Still, food banks face other challenges.
For example, in the last year, “a handful of foundations” that had supported Long Island Cares dissolved after their founders had died, bringing a close to a stream of funding, Pachter said.
Those facing food insecurity often require additional support.
“Anytime there is an increase in the cost of basic necessities, it impacts people living in poverty and those who lack the money necessary to meet their basic needs,” said Heather Edwards, executive director of the Allied Foundation, which offers a diaper bank and period products. “Currently, the government does not recognize diapers and period products as essential needs, and no program–not SNAP, WIC or Medicaid–allocates dollars for their purchase.”

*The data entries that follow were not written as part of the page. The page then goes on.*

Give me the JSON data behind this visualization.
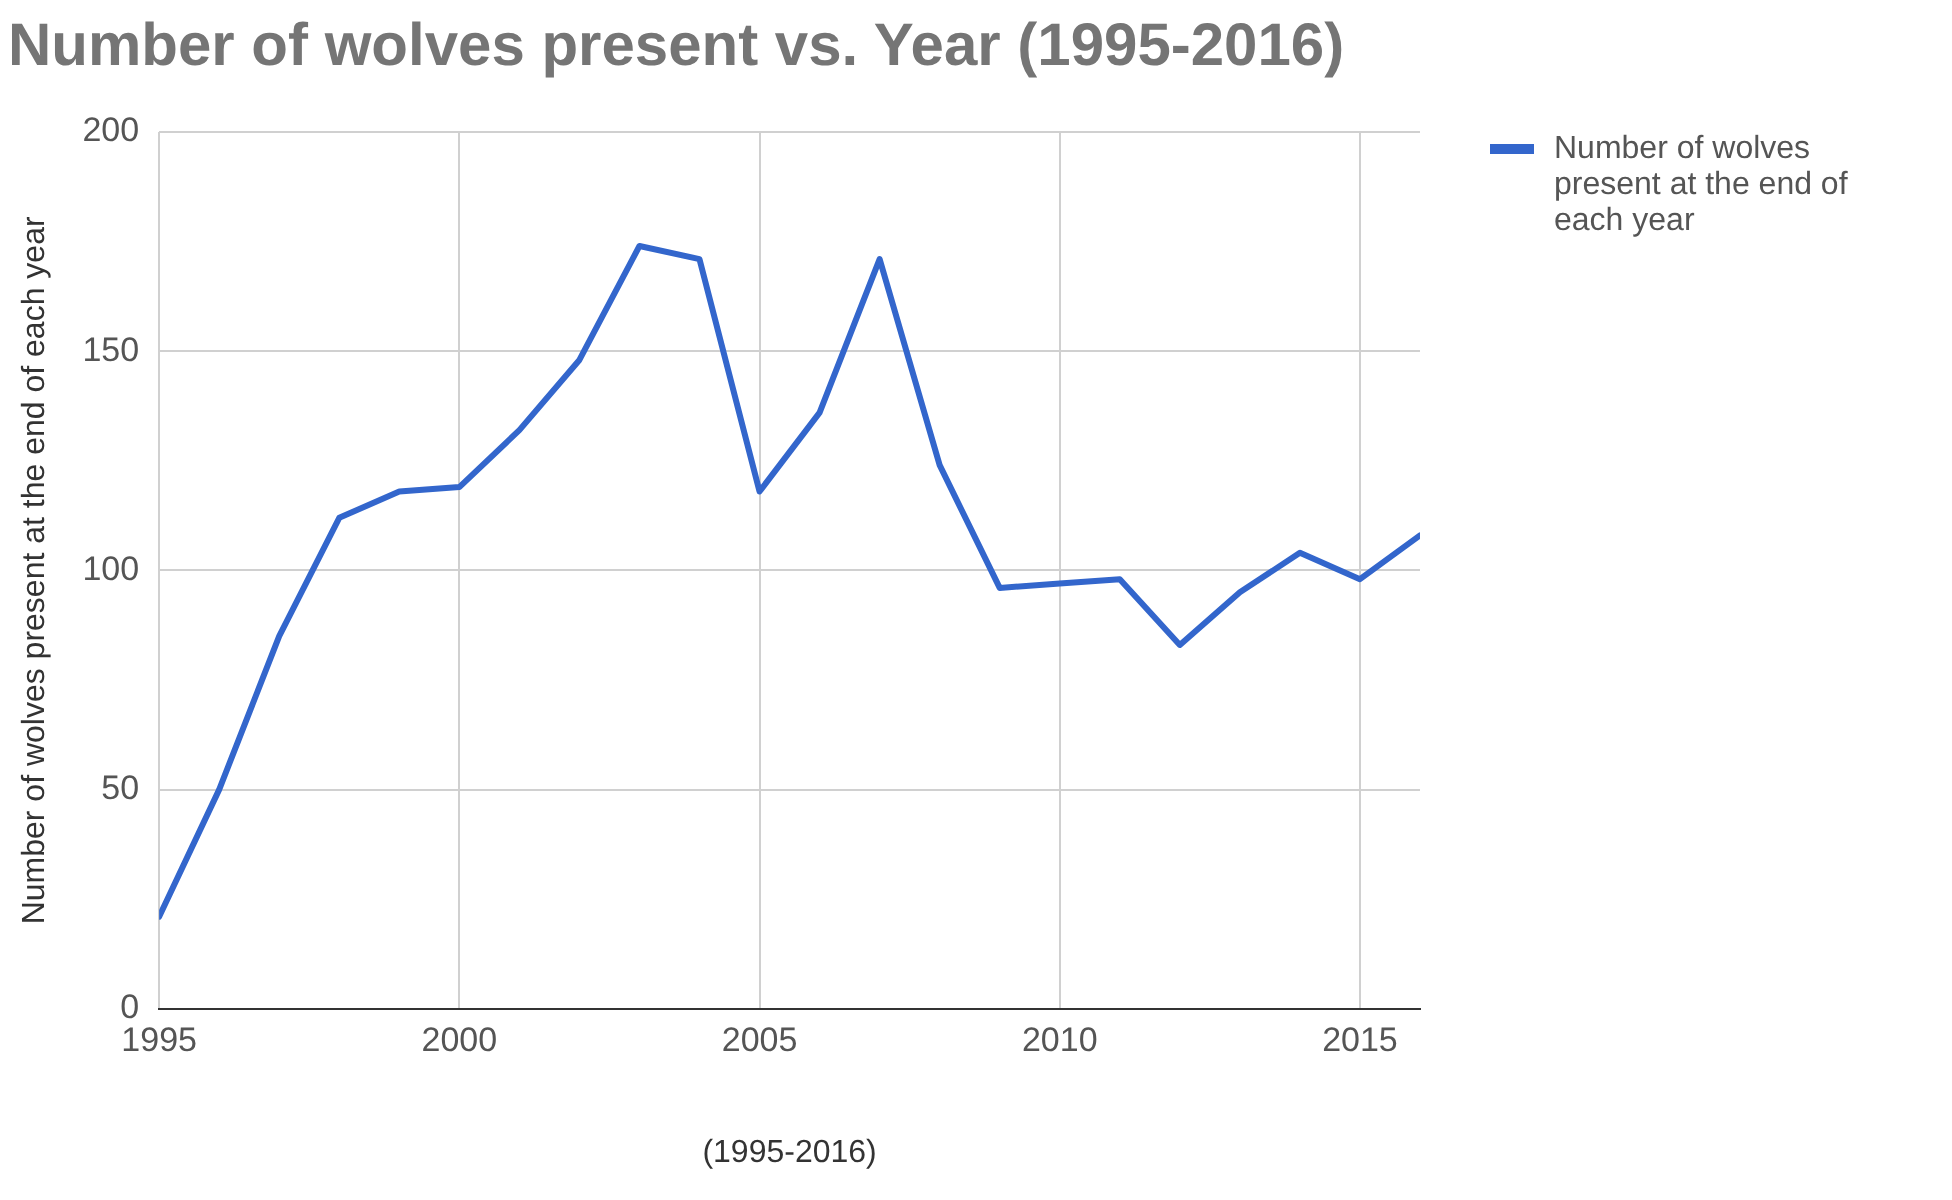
{
  "chart_data": {
    "type": "line",
    "title": "Number of wolves present vs. Year (1995-2016)",
    "xlabel": "(1995-2016)",
    "ylabel": "Number of wolves present at the end of each year",
    "x": [
      1995,
      1996,
      1997,
      1998,
      1999,
      2000,
      2001,
      2002,
      2003,
      2004,
      2005,
      2006,
      2007,
      2008,
      2009,
      2010,
      2011,
      2012,
      2013,
      2014,
      2015,
      2016
    ],
    "series": [
      {
        "name": "Number of wolves present at the end of each year",
        "color": "#3366cc",
        "values": [
          21,
          50,
          85,
          112,
          118,
          119,
          132,
          148,
          174,
          171,
          118,
          136,
          171,
          124,
          96,
          97,
          98,
          83,
          95,
          104,
          98,
          108
        ]
      }
    ],
    "xlim": [
      1995,
      2016
    ],
    "xticks": [
      1995,
      2000,
      2005,
      2010,
      2015
    ],
    "ylim": [
      0,
      200
    ],
    "yticks": [
      0,
      50,
      100,
      150,
      200
    ],
    "grid": true,
    "legend": "right",
    "marker": "none",
    "line_style": "solid"
  }
}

She added that diapers and period supplies are “essential needs and national public health issues. No one should have to choose between buying food over basic necessities such as diapers that keep their babies healthy, and period supplies to manage their menstruation.”
All of this requires raising awareness, developing new strategies, and continued advocacy.
“We think the government needs to take another look at funding support for low-income individuals and families, including emergency food stamps, and consider temporary work permits for those seeking asylum,” Lopez said.
Pachter would like to see regional costs of living factored into the family poverty level, which configures into Supplemental Nutritional Assistance Program eligibility. For example, “$51,000 a year for a family of four gets you a lot more in Alabama than it will on Long Island,” he said.
Island Harvest works to empower people to “help them understand the nutritional value of food” and its “impact on health,” Dresner said, adding that positive outcomes can include lower expenses on medication. The organization also has a “holiday hero” program where businesses become food collection sites across the region where trained volunteers can get food faster to families in need.
“The corporate community on Long Island is very generous,” Pachter said.
He recalled the days of his organization’s namesake Harry Chapin, when the legendary folk singer from Huntington “went around personally” to Long Island businesses in his quest to end hunger.
“Chapin would tell executives ‘These are the people you live with–you gotta step up,” Pachter said. “And they’re still doing it.”